Figure 4. DigiFish Viewer with shortfin mako (Isurus oxyrinchus) MRI data.

(A) 2D Slice Viewer displays slices in each orthogonal plane. Distances between points within slices can be measured. (B) 3D Slice Viewer displays an intersecting slice from each orthogonal plane in a single view that can be reoriented in 3D. (C) 3D Volume Viewer displays slice data as a 3D volume. Image contrast can be adjusted which also takes effect in the Slice Viewers. (D) 3D Segmented Structure Viewer displays 3D renderings of segmented structures. In this example, the skin (rendered partially transparent) and a selection of internal organs are shown. The olfactory sacs have been selected from the list of available structures and are highlighted (in white) in the viewer window.

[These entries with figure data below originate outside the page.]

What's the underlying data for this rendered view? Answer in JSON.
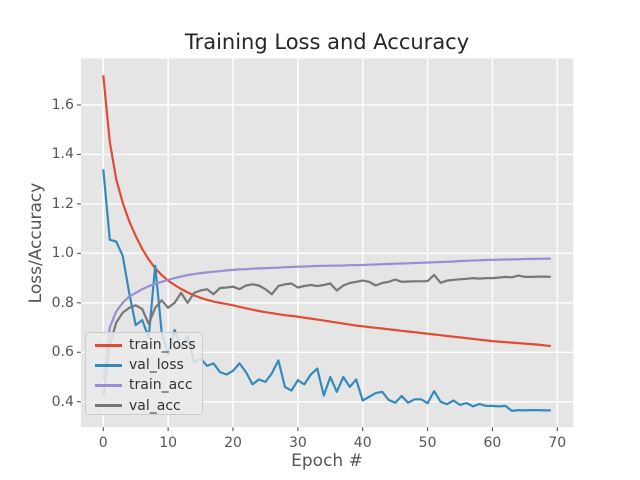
{
  "chart_data": {
    "type": "line",
    "title": "Training Loss and Accuracy",
    "xlabel": "Epoch #",
    "ylabel": "Loss/Accuracy",
    "x": [
      0,
      1,
      2,
      3,
      4,
      5,
      6,
      7,
      8,
      9,
      10,
      11,
      12,
      13,
      14,
      15,
      16,
      17,
      18,
      19,
      20,
      21,
      22,
      23,
      24,
      25,
      26,
      27,
      28,
      29,
      30,
      31,
      32,
      33,
      34,
      35,
      36,
      37,
      38,
      39,
      40,
      41,
      42,
      43,
      44,
      45,
      46,
      47,
      48,
      49,
      50,
      51,
      52,
      53,
      54,
      55,
      56,
      57,
      58,
      59,
      60,
      61,
      62,
      63,
      64,
      65,
      66,
      67,
      68,
      69
    ],
    "series": [
      {
        "name": "train_loss",
        "color": "#E24A33",
        "values": [
          1.72,
          1.45,
          1.3,
          1.205,
          1.13,
          1.07,
          1.018,
          0.975,
          0.94,
          0.912,
          0.89,
          0.872,
          0.856,
          0.842,
          0.83,
          0.82,
          0.812,
          0.805,
          0.8,
          0.795,
          0.79,
          0.784,
          0.778,
          0.772,
          0.767,
          0.762,
          0.758,
          0.754,
          0.75,
          0.747,
          0.744,
          0.74,
          0.736,
          0.732,
          0.728,
          0.724,
          0.72,
          0.716,
          0.712,
          0.708,
          0.705,
          0.702,
          0.699,
          0.696,
          0.693,
          0.69,
          0.687,
          0.684,
          0.681,
          0.678,
          0.675,
          0.672,
          0.669,
          0.666,
          0.663,
          0.66,
          0.657,
          0.654,
          0.651,
          0.648,
          0.645,
          0.643,
          0.641,
          0.639,
          0.637,
          0.635,
          0.633,
          0.631,
          0.628,
          0.625
        ]
      },
      {
        "name": "val_loss",
        "color": "#348ABD",
        "values": [
          1.34,
          1.055,
          1.048,
          0.99,
          0.84,
          0.71,
          0.73,
          0.66,
          0.95,
          0.68,
          0.59,
          0.69,
          0.62,
          0.665,
          0.56,
          0.575,
          0.545,
          0.555,
          0.52,
          0.51,
          0.525,
          0.555,
          0.52,
          0.47,
          0.49,
          0.48,
          0.515,
          0.567,
          0.46,
          0.445,
          0.487,
          0.47,
          0.51,
          0.534,
          0.425,
          0.5,
          0.44,
          0.5,
          0.46,
          0.49,
          0.405,
          0.42,
          0.435,
          0.44,
          0.407,
          0.396,
          0.423,
          0.396,
          0.41,
          0.41,
          0.394,
          0.443,
          0.4,
          0.39,
          0.405,
          0.387,
          0.395,
          0.381,
          0.391,
          0.383,
          0.383,
          0.381,
          0.383,
          0.363,
          0.366,
          0.365,
          0.366,
          0.366,
          0.365,
          0.365
        ]
      },
      {
        "name": "train_acc",
        "color": "#988ED5",
        "values": [
          0.49,
          0.7,
          0.765,
          0.8,
          0.825,
          0.84,
          0.855,
          0.867,
          0.877,
          0.885,
          0.893,
          0.9,
          0.906,
          0.912,
          0.916,
          0.92,
          0.923,
          0.926,
          0.928,
          0.931,
          0.933,
          0.935,
          0.936,
          0.938,
          0.939,
          0.94,
          0.941,
          0.942,
          0.944,
          0.945,
          0.946,
          0.947,
          0.948,
          0.949,
          0.9495,
          0.95,
          0.9505,
          0.951,
          0.952,
          0.9525,
          0.953,
          0.954,
          0.955,
          0.956,
          0.957,
          0.958,
          0.959,
          0.96,
          0.961,
          0.962,
          0.963,
          0.964,
          0.965,
          0.966,
          0.967,
          0.969,
          0.97,
          0.971,
          0.972,
          0.973,
          0.974,
          0.9745,
          0.975,
          0.9755,
          0.976,
          0.977,
          0.9775,
          0.978,
          0.9785,
          0.979
        ]
      },
      {
        "name": "val_acc",
        "color": "#777777",
        "values": [
          0.42,
          0.63,
          0.72,
          0.76,
          0.78,
          0.79,
          0.775,
          0.715,
          0.78,
          0.81,
          0.78,
          0.8,
          0.84,
          0.8,
          0.84,
          0.85,
          0.855,
          0.835,
          0.86,
          0.862,
          0.865,
          0.855,
          0.87,
          0.875,
          0.87,
          0.855,
          0.835,
          0.868,
          0.875,
          0.878,
          0.862,
          0.868,
          0.872,
          0.868,
          0.872,
          0.878,
          0.85,
          0.87,
          0.88,
          0.885,
          0.89,
          0.885,
          0.87,
          0.88,
          0.885,
          0.894,
          0.885,
          0.886,
          0.887,
          0.887,
          0.888,
          0.913,
          0.881,
          0.89,
          0.893,
          0.895,
          0.897,
          0.9,
          0.898,
          0.9,
          0.9,
          0.902,
          0.905,
          0.903,
          0.91,
          0.905,
          0.905,
          0.906,
          0.906,
          0.905
        ]
      }
    ],
    "xlim": [
      -3.45,
      72.45
    ],
    "ylim": [
      0.297,
      1.788
    ],
    "x_ticks": [
      0,
      10,
      20,
      30,
      40,
      50,
      60,
      70
    ],
    "y_ticks": [
      0.4,
      0.6,
      0.8,
      1.0,
      1.2,
      1.4,
      1.6
    ],
    "grid": true,
    "legend": {
      "position": "lower left",
      "entries": [
        "train_loss",
        "val_loss",
        "train_acc",
        "val_acc"
      ]
    },
    "style": {
      "axes_bg": "#e5e5e5",
      "grid_color": "#ffffff",
      "tick_color": "#555555",
      "text_color": "#555555",
      "title_color": "#262626",
      "figure_bg": "#ffffff",
      "line_width": 2.2
    }
  }
}
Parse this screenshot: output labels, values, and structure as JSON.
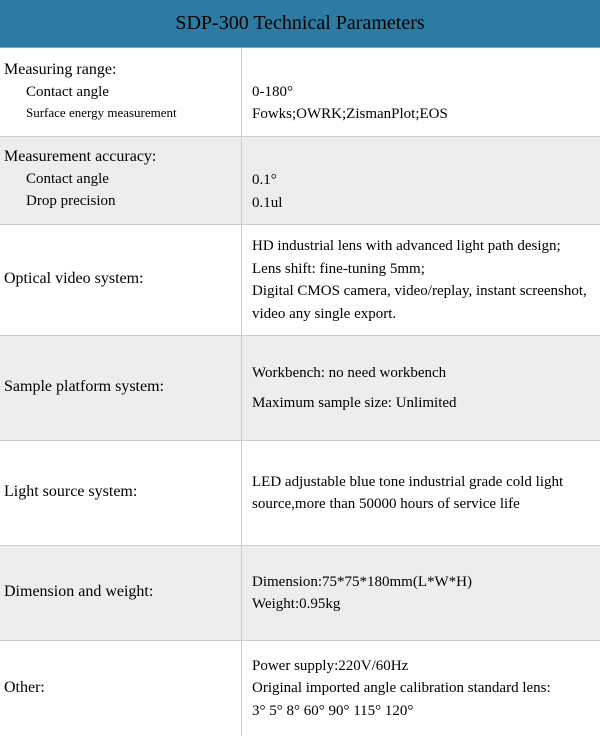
{
  "header": {
    "title": "SDP-300 Technical Parameters",
    "bg_color": "#2b7ba3",
    "text_color": "#000000"
  },
  "table": {
    "row_bg_odd": "#ffffff",
    "row_bg_even": "#ededed",
    "border_color": "#cccccc",
    "font_family": "Georgia, Times New Roman, serif",
    "rows": [
      {
        "section": "Measuring range:",
        "subs": [
          {
            "label": "Contact angle",
            "value": "0-180°"
          },
          {
            "label": "Surface energy measurement",
            "value": "Fowks;OWRK;ZismanPlot;EOS",
            "small": true
          }
        ]
      },
      {
        "section": "Measurement accuracy:",
        "subs": [
          {
            "label": "Contact angle",
            "value": "0.1°"
          },
          {
            "label": "Drop precision",
            "value": "0.1ul"
          }
        ]
      },
      {
        "section": "Optical video system:",
        "lines": [
          "HD industrial lens with advanced light path design;",
          "Lens shift: fine-tuning 5mm;",
          "Digital CMOS camera, video/replay, instant screenshot, video any single export."
        ]
      },
      {
        "section": "Sample platform system:",
        "lines": [
          "Workbench: no need workbench",
          "Maximum sample size: Unlimited"
        ],
        "spaced": true
      },
      {
        "section": "Light source system:",
        "lines": [
          "LED adjustable blue tone industrial grade cold light source,more than 50000 hours of service life"
        ]
      },
      {
        "section": "Dimension and weight:",
        "lines": [
          "Dimension:75*75*180mm(L*W*H)",
          "Weight:0.95kg"
        ]
      },
      {
        "section": "Other:",
        "lines": [
          "Power supply:220V/60Hz",
          "Original imported angle calibration standard lens:",
          "3° 5° 8° 60° 90° 115° 120°"
        ]
      }
    ]
  }
}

Figure 5. Examples of 3D segmentation and rendering of DFL data.

(A) This damba, Paretroplus damii (AMNH 248081, SL 76 mm) was imaged at 7T with the following 3D FLASH pulse sequence parameters: FA = 15°, TR = 24.07 ms, TE = 11.92 ms, slice thickness = 100 µm, slice matrix = 300×1024×500, resolution = 100 µm³, averages = 2. MRI slice data is overlaid with a selection of segmented soft tissue structures color-coded as follows: light blue = brain and spinal cord; dark blue = eyes; magenta = vestibular labyrinth; green = gas bladder; light brown = alimentary tract; red = heart and dorsal aorta. (B) Both MRI and CT data were acquired for this island kelpfish, Alloclinus holderi (SIO 67-272, SL 94 mm). A selection of soft tissue structures were segmented from MRI data and are color-coded as follows: blue = eyes; green = brain; red = alimentary tract; light brown = ovaries; purple = liver. Segmented soft tissues were co-registered with a volumetric rendering of CT imaged hard tissue structures acquired by The University of Texas High-Resolution X-ray Computed Tomography Facility (UTCT) (slice thickness 42 µm). (C) This smooth hammerhead, Sphyrna zygaena (SIO 64-528; SL 104 mm) was imaged at 3T with the following 3D FSPGR pulse sequence parameters: FA = 35°, TR = 9.86 ms, TE = 4.11 ms, slice thickness = 900 µm, slice matrix = 512×512×236, resolution = 683 µm³, averages = 2. It was scanned in 4 sections and pieced together in Amira for segmentation. A selection of segmented soft tissue structures are color-coded as follows: brown = alimentary tract; dark blue = eyes; green = olfactory system; light blue = brain; magenta = dorsal aorta; puce = liver; red = heart; white = spinal cord.